You Know You're a Mother When........
More often than not, your feet stick to the kitchen floor
If the kids are fighting, you threaten to lock them in a room and not let them out till someone's bleeding
You can't find your cordless phone, so you ask a friend to call you, and you run around the house madly, following the sound until you locate the phone downstairs in the laundry basket.
Your idea of a good day is making it through without a child leaking bodily fluids on you.
In the summer, you consider ice lollies to be a food staple
The baby's dummy falls on the floor and you give it back to her after you suck the dirt off of it because you're too busy to wash it.

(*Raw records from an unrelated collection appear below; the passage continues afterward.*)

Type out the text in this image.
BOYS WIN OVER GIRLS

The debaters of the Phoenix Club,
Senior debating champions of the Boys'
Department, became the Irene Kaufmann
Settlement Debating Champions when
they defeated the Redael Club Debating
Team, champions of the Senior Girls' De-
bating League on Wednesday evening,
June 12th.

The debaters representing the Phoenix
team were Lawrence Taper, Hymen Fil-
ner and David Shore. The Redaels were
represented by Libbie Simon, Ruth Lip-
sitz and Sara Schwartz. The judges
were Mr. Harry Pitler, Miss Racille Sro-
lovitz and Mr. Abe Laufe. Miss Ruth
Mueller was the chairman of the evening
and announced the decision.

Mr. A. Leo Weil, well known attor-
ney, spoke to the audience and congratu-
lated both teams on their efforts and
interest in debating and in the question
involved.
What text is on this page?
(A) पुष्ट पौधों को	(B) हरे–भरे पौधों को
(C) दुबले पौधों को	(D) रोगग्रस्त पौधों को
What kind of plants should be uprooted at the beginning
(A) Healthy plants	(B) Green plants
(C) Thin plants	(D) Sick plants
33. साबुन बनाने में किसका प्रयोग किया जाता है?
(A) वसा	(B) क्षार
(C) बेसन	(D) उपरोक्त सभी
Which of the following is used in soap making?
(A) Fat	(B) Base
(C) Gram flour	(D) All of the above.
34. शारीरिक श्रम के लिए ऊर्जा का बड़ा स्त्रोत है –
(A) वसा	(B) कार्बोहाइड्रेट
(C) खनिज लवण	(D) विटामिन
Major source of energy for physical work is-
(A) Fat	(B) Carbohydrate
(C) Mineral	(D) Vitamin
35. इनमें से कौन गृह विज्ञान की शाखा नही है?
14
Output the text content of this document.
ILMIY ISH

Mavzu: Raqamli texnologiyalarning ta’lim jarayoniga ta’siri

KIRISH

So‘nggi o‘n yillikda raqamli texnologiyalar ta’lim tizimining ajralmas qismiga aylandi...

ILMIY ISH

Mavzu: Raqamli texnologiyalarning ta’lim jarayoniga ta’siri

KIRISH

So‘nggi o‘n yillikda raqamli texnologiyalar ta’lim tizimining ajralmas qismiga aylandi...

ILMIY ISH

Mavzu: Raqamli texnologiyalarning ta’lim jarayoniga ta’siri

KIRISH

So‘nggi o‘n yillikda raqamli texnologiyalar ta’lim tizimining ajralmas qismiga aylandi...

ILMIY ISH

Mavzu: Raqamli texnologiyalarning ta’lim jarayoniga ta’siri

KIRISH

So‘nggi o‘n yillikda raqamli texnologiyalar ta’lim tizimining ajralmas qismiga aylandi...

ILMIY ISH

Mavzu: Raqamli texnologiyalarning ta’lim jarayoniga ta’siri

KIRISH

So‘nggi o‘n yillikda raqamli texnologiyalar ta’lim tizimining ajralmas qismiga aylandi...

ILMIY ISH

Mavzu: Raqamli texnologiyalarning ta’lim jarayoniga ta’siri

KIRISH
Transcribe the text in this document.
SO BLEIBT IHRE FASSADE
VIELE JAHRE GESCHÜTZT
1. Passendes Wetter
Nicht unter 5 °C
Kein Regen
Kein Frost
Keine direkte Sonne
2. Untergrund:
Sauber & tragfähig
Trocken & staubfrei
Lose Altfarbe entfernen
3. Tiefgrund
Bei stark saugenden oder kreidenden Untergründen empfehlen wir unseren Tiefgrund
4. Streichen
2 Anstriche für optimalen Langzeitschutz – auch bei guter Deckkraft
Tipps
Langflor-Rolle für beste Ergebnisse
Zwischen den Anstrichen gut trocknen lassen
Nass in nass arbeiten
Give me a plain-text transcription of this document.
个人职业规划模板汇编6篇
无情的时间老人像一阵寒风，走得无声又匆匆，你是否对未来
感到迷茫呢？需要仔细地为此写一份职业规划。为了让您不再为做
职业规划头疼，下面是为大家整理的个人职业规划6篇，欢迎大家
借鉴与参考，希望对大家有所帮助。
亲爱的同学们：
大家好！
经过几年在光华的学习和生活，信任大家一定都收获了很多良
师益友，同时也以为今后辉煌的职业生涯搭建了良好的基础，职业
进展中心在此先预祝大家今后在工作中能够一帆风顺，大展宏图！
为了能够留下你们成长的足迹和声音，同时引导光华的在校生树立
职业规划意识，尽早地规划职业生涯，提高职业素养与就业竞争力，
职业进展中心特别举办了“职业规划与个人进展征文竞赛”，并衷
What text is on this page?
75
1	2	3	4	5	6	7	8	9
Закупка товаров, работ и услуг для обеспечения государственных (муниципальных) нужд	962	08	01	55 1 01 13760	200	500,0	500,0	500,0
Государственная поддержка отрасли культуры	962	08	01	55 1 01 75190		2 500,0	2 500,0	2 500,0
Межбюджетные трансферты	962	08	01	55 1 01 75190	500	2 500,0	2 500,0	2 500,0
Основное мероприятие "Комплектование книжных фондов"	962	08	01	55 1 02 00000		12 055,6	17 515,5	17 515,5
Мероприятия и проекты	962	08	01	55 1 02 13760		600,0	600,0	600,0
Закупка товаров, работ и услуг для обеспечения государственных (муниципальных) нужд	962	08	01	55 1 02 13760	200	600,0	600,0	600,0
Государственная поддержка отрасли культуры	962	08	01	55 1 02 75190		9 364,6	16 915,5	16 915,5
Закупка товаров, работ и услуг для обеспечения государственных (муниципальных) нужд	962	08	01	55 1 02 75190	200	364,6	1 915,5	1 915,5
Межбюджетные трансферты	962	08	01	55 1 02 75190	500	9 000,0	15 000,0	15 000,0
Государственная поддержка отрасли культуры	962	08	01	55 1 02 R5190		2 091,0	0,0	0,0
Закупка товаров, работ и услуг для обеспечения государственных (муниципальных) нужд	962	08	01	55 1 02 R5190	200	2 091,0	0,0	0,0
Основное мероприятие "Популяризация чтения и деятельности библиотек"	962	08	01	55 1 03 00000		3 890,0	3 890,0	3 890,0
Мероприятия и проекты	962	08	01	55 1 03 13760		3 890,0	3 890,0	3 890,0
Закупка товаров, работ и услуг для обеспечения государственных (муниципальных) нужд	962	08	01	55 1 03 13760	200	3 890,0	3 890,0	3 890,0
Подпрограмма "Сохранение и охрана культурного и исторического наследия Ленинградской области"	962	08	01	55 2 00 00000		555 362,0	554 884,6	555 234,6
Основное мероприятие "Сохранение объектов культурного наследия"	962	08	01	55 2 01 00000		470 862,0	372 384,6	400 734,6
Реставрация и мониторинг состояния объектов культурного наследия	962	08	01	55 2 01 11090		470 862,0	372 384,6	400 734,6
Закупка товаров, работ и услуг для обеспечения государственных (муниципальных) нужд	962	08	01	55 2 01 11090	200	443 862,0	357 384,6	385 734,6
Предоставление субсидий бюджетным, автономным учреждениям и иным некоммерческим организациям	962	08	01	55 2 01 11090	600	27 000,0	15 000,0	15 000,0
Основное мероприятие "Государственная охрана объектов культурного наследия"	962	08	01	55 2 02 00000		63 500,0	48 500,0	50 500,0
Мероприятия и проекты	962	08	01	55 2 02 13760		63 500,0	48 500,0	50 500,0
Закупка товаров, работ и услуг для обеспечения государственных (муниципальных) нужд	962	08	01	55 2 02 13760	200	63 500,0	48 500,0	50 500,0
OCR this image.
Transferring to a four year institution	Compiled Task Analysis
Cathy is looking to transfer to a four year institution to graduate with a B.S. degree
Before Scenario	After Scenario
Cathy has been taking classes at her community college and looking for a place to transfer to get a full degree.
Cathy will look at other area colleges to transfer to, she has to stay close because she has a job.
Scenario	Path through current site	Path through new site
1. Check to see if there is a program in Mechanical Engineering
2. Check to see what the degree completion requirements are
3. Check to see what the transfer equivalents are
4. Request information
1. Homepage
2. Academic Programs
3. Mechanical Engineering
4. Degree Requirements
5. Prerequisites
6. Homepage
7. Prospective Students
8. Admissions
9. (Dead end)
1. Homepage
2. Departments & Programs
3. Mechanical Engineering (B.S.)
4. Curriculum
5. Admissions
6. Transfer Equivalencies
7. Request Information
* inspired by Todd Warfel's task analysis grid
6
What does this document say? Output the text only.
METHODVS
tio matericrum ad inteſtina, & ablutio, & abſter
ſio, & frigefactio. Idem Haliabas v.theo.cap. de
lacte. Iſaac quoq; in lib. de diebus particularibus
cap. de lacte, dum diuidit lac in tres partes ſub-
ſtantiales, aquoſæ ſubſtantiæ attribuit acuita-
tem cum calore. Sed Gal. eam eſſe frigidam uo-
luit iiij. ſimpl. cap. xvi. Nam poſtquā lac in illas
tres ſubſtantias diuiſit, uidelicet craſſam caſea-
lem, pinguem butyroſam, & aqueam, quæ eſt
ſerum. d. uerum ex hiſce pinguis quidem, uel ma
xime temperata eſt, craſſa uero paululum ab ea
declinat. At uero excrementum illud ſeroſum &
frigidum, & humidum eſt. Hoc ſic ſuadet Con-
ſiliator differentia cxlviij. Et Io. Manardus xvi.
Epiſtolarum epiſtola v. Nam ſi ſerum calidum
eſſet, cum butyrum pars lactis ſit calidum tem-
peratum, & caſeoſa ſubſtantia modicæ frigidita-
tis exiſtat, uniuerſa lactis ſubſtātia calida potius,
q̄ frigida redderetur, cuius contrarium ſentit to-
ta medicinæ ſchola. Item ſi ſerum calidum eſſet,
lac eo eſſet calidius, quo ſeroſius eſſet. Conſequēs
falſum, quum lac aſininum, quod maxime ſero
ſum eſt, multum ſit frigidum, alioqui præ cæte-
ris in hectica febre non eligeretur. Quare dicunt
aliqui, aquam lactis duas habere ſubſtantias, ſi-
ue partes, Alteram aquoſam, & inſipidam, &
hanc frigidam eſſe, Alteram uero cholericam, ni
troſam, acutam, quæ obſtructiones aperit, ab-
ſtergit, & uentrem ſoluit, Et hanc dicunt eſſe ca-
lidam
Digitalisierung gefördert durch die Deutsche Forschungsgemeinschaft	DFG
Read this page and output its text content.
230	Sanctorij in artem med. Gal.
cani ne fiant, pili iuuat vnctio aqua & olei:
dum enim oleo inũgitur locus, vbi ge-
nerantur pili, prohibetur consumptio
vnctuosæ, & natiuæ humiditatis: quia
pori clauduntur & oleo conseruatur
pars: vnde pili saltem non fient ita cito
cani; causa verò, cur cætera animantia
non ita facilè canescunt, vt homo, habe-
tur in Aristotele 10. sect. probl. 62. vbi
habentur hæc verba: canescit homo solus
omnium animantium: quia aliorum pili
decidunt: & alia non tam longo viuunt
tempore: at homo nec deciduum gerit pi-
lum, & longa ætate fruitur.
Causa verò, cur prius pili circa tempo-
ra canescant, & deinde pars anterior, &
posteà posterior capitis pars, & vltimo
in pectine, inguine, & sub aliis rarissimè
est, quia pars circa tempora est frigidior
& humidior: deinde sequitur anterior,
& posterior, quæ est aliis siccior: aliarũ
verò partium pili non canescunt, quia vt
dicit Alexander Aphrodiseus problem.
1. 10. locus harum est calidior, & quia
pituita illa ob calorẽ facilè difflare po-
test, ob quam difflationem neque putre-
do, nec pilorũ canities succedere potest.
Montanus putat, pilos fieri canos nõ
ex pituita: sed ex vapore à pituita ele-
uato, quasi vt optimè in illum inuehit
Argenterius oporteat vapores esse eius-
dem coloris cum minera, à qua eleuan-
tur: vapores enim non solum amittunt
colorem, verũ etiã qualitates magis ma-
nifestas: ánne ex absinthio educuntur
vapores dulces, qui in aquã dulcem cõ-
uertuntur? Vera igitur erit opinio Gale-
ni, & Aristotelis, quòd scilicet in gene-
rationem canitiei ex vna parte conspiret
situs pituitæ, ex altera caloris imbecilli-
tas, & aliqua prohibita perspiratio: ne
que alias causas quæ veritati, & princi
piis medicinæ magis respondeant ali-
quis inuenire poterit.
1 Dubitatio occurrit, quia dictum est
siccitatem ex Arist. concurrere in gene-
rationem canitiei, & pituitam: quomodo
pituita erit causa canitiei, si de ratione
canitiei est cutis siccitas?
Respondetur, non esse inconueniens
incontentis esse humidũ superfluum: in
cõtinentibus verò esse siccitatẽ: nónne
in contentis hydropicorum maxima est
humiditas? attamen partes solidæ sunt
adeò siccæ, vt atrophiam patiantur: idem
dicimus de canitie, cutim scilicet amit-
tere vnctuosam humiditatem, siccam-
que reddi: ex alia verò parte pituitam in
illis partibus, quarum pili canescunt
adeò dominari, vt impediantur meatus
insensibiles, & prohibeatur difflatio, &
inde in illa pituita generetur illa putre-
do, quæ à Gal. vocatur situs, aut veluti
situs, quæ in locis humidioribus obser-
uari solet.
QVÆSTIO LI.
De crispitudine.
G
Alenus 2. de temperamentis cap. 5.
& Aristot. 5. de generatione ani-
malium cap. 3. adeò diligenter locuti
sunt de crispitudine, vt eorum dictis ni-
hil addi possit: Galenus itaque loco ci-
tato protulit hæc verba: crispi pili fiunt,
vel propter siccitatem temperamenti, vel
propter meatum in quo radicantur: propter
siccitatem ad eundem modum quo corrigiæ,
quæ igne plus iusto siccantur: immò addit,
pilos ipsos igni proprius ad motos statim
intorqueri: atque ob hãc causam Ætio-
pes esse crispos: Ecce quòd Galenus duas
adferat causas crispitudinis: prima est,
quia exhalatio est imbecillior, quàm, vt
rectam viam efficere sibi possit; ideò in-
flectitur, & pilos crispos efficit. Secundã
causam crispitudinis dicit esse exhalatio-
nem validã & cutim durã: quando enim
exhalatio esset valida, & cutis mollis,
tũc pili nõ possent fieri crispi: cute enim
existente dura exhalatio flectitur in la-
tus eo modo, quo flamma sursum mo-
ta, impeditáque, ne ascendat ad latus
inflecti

You're so desperate for adult conversation that you spill your guts to the telemarketer that calls and HE hangs up on YOU!
In your bathroom there is toothpaste on the light fixtures, water all over the floor, a dog drinking out of the toilet and body hair forming a union to protest unsafe working conditions.
The closest you get to gourmet cooking is making rice crispies bars.
Spit is your number one cleaning agent.
You're up each night until 10 PM vacuuming, dusting, wiping, washing, drying, loading, unloading, shopping, cooking, driving, flushing, ironing, sweeping, picking up, changing sheets, changing nappies, bathing, helping with homework, paying bills, budgeting, clipping coupons, folding clothes, putting to bed, dragging out of bed, brushing, chasing, buckling, feeding (them, not you), PLUS swinging, playing baseball, bike riding, pushing trucks, cuddling dolls, roller blading, basketball, football, catch, bubbles, sprinklers, slides, nature walks, coloring, crafts, jumping rope, PLUS raking, trimming, planting, edging, mowing, gardening, painting, and walking the dog. You get up at 5:30 AM and you have no time to eat, sleep, drink or go to the bathroom, and yet...you still managed to gain 10 pounds.....
....and, quite frankly, YOU DON'T CARE!!
So, anybody out there recognise themselves?